10. A student investigated the purity of a sample of magnesium chloride, MgCl₂ - Scottish Highers Chemistry - Question 10 - 2019

To find the mass of magnesium chloride, we start by using the molar ratios from the balanced equation:

From the reaction, we have: $MgCl₂ + 2AgNO₃ \rightarrow 2AgCl + Mg(NO₃)₂$

Using the molar mass of silver chloride (AgCl) and magnesium chloride (MgCl₂):

• Molar mass of AgCl = 143·4 g/mol
• Molar mass of MgCl₂ = 95·3 g/mol

We first determine the number of moles of silver chloride produced:

$n = \frac{mass}{molar mass} = \frac{1.393 g}{143.4 g/mol} \approx 0.0097 \text{ mol}$

From the equation, 1 mole of MgCl₂ produces 2 moles of AgCl.

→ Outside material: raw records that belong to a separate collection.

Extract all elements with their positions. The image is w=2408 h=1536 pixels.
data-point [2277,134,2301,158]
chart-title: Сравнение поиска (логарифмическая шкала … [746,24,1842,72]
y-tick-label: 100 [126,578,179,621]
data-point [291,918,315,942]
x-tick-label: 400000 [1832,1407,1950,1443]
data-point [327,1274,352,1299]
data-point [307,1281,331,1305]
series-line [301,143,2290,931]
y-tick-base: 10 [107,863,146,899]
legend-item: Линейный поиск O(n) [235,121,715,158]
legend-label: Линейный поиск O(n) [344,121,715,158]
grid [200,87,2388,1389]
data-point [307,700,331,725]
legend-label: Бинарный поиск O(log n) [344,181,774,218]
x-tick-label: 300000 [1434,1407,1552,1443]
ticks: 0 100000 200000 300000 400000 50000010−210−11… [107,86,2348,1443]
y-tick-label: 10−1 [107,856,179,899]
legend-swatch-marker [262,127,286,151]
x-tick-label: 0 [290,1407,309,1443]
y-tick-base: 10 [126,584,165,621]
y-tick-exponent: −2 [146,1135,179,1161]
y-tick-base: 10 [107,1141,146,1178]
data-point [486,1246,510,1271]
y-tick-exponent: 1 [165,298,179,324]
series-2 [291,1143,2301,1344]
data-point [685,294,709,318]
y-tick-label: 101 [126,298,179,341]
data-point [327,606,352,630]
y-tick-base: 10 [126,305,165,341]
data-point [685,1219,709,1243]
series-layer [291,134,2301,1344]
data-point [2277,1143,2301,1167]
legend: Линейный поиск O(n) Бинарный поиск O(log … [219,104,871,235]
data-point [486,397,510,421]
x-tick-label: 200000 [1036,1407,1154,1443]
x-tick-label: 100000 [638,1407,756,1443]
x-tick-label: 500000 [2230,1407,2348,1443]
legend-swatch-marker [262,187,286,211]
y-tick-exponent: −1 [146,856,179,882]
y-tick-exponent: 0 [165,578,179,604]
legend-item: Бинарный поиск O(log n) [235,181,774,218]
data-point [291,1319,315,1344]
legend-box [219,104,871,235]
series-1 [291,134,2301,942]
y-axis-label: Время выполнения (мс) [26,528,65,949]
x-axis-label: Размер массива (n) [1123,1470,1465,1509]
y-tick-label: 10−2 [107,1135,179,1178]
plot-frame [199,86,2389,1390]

Thus, the number of moles of MgCl₂ is half the moles of AgCl:

$n_{MgCl₂} = \frac{0.0097 \text{ mol}}{2} \approx 0.00485 \text{ mol}$

Now, calculate the mass of MgCl₂:

$\text{mass} = n \times \text{molar mass} = 0.00485 ext{ mol} \times 95.3 g/mol \approx 0.462 g$

To calculate the percentage of magnesium chloride in the original sample, we use the formula:

$\% \text{ of MgCl}_2 = \left( \frac{\text{mass of MgCl}_2}{\text{mass of impure sample}} \right) \times 100$.

Using the mass calculated previously: $\% \text{ of MgCl}_2 = \left( \frac{0.462 g}{2.503 g} \right) \times 100 \approx 18.4\%$